Впрочем, кое-что есть у меня еще. Уцелело от общеземного богатства: наши общие знания, самые общие — школьные.
Жалко, что я теоретик-математик, а не инженер. Глядишь, и просветил бы здешний мир, как янки у Марка Твена или жюльверновский Сайрус Смит на таинственном острове. Впрочем, может, и не просветил бы. Синекровые не хотят промышленного прогресса. Как-то я обратил внимание, что здешние плотники орудуют только топором: топорами валят лес, топорами рубят дома, своды создают без единого гвоздя, как в наших храмах на Онежском озере. Я решил облагодетельствовать их, познакомить с пилой. Самый талантливый из кузнецов выковал пилу (да, ковал на наковальне!) по моему совету. Месяц он огребал медяки как пильщик-монополист. Чем дело кончилось? Кузницу его сожгли. Не кузнецы — плотники. Город маленький, работы в обрез, делят между всеми поровну.
Если ты кузнец, делай мечи и подковы, не лезь в чужое дело, хлеб не отбивай.

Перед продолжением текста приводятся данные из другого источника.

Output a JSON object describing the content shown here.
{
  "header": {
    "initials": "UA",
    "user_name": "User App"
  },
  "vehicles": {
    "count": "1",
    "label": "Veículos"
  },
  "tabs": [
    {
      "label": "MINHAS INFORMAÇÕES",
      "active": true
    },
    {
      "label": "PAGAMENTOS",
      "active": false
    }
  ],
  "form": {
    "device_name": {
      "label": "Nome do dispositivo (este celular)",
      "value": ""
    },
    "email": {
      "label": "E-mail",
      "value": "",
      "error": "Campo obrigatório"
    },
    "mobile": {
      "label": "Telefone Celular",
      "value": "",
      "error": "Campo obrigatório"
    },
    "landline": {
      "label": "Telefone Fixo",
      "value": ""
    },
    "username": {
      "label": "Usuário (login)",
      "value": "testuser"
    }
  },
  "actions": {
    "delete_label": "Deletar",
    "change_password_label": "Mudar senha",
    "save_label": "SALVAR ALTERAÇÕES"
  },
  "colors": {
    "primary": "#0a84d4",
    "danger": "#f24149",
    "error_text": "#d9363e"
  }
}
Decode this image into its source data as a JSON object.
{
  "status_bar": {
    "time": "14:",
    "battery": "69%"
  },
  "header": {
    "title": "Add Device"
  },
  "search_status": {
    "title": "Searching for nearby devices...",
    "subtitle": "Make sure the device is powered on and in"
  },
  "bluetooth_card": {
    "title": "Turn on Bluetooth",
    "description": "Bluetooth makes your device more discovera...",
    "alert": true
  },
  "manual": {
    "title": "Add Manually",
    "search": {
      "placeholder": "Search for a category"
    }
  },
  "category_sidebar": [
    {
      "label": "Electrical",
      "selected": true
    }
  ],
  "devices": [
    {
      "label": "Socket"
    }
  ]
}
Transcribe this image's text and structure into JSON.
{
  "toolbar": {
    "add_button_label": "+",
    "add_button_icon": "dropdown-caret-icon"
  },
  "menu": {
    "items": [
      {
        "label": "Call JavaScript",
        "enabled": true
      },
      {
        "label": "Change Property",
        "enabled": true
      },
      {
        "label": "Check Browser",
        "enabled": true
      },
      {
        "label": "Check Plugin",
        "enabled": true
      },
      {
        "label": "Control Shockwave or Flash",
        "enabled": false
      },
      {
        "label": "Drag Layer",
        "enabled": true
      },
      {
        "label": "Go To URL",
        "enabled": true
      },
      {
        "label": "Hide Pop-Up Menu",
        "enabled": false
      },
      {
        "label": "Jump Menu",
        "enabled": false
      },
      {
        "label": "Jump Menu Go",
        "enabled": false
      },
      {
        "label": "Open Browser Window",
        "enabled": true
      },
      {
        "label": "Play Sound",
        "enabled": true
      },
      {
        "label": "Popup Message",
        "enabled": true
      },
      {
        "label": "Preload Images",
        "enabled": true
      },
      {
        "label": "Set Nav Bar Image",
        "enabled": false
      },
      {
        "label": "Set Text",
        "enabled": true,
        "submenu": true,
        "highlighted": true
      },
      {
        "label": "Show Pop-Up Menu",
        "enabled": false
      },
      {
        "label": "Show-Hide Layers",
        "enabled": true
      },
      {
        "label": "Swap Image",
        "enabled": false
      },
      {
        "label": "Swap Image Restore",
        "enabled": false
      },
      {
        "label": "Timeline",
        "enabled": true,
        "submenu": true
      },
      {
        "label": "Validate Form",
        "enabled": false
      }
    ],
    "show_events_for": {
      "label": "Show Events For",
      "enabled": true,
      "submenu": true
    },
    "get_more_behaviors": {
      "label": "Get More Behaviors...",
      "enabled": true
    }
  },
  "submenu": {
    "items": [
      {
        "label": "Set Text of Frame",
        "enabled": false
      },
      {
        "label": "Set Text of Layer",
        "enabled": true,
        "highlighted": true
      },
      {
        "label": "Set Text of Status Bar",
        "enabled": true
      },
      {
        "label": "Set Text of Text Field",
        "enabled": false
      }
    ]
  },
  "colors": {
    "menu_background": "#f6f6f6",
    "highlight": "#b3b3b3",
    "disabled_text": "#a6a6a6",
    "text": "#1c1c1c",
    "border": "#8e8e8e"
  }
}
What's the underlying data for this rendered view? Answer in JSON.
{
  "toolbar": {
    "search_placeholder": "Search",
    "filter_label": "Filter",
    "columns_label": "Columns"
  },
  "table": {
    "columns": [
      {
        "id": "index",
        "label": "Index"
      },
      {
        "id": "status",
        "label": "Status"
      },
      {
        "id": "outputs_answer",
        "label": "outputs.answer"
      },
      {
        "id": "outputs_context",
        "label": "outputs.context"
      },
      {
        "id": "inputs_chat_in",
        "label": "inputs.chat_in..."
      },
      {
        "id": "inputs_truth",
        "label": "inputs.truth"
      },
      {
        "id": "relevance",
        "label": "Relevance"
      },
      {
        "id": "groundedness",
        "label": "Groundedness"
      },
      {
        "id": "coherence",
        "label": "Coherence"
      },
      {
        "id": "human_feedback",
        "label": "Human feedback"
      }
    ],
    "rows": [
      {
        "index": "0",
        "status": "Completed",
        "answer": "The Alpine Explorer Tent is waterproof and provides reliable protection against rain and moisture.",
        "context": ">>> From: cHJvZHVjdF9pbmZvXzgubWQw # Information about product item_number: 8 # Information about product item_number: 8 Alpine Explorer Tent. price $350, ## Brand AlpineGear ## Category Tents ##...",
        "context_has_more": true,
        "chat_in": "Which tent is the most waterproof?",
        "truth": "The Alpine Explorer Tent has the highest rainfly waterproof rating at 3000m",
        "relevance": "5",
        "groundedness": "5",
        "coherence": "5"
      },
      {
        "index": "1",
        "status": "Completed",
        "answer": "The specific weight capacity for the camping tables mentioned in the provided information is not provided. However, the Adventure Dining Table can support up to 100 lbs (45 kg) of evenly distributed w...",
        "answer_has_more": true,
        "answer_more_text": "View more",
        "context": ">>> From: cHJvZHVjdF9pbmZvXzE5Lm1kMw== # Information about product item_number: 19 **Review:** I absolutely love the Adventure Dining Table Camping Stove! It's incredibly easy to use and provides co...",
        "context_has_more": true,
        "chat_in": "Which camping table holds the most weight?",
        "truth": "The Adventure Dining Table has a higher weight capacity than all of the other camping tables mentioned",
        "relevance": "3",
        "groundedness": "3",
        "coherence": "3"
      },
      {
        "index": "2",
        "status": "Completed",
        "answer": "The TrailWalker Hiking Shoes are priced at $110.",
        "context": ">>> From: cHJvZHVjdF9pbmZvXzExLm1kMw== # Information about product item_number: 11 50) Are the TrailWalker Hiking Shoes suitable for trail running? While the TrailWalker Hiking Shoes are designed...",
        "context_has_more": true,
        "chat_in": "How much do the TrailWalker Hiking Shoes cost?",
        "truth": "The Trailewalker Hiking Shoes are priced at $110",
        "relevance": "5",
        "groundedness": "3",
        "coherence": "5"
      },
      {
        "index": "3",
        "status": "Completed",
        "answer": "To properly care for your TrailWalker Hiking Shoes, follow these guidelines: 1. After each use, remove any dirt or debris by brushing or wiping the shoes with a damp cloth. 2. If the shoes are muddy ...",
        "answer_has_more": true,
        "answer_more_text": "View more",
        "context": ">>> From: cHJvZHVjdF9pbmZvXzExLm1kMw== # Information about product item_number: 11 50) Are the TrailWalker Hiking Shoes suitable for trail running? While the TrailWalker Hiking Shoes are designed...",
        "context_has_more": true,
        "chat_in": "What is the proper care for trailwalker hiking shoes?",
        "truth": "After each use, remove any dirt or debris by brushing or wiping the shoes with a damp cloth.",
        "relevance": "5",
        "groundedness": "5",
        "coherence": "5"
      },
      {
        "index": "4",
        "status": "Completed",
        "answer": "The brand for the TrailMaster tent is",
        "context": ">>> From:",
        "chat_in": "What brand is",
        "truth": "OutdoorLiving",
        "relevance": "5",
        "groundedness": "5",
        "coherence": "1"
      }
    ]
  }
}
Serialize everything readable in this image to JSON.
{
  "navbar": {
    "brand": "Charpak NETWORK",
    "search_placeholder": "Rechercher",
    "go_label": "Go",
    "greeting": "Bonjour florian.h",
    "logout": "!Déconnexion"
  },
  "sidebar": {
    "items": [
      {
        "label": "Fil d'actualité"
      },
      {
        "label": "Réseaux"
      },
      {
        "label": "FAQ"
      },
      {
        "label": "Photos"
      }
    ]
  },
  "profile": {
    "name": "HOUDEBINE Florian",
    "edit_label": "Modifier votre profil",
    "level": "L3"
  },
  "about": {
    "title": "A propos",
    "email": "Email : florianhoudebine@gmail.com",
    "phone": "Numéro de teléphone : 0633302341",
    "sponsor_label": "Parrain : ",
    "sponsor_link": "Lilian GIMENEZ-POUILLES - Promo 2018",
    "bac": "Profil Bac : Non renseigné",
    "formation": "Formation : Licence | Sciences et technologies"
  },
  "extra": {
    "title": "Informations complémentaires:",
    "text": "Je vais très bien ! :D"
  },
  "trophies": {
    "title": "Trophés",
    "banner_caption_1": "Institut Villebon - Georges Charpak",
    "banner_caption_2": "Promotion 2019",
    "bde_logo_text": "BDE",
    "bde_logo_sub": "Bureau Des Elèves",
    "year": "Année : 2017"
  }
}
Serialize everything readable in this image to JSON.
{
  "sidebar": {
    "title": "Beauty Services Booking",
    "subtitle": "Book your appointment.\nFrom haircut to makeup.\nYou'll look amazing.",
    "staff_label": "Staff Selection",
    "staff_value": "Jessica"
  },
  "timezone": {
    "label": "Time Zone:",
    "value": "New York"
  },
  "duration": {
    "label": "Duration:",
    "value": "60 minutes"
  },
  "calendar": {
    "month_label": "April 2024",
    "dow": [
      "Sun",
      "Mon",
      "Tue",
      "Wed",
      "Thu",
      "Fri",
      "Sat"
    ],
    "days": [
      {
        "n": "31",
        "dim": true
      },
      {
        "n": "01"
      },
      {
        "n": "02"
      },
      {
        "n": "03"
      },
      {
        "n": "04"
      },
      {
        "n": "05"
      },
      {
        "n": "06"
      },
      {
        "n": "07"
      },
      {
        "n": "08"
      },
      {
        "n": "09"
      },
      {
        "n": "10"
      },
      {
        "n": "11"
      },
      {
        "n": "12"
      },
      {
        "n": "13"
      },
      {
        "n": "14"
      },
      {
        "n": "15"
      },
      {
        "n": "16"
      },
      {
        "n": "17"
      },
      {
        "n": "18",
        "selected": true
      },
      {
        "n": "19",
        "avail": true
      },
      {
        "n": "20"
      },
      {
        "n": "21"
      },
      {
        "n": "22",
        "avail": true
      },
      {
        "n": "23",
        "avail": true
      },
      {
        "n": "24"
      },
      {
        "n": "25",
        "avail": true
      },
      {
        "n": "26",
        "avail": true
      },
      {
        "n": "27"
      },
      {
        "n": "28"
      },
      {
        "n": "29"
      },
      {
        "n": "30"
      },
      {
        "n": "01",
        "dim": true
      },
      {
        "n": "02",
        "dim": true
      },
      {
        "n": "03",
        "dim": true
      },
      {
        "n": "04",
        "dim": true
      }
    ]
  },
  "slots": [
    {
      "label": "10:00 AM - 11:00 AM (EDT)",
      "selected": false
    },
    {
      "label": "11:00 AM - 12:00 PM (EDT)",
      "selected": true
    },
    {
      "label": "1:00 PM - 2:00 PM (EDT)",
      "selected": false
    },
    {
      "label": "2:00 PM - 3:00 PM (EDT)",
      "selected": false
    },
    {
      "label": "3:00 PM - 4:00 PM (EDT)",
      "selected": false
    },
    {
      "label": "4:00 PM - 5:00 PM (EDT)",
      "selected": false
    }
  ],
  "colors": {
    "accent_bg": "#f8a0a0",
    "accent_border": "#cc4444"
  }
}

И мне сказали: если ты Чародей, знай свое место, предсказывай судьбу, порчу отводи, зубы заговаривай, исцеляй. А в кузнечное дело не лезь, а то и тебе петуха подпустим.
Исцелять? Нечем. Аварийную аптечку я опустошил в первый год. Уцелели только сведения в голове, самые общие сведения по гигиене. В отличие от синекровых я знаю, что болезни разносят не злые духи, а микробы, а микробов — насекомые. Знаю, что залог здоровья — чистота. Здесь, например, принято засыпать раны пылью. Понимаете, как часто это кончается столбняком. Я советую промывать спиртом, бинтовать раны чистыми полотенцами. Мои пациенты выживают чаще, не всегда, к сожалению. Спирт у меня есть, антибиотиков нет все-таки.
Помню я, что чуму разносят блохи, а от черной оспы спасает вакцина. Коровы есть у синекровых, и, честное слово, мне удается прекратить эпидемию оспы. Впрочем, священники уверяют, что помогли их молитвы.
Неожиданно находится применение и моим математическим знаниям. Нет, конечно, интегралы здесь никому не нужны. Но у синекровых еще не сложилась арифметика. Они худо умножают и совершенно не умеют делить. Деление сводят к последовательному вычитанию. Вычитают один раз, два, три раза… девять раз, выписывают все промежуточные результаты в столбец, остатки переносят туда-сюда, путают, получают что-то смутное и проверяют столь же длинным умножением. Мое умение разделить на двух-трехзначное число кажется им очередным чудом. А ведь я, кроме того, помню еще и про логарифмы. Я могу даже логарифмическую линейку разметить, считать, перемещая струганную палочку. Чудо из чудес!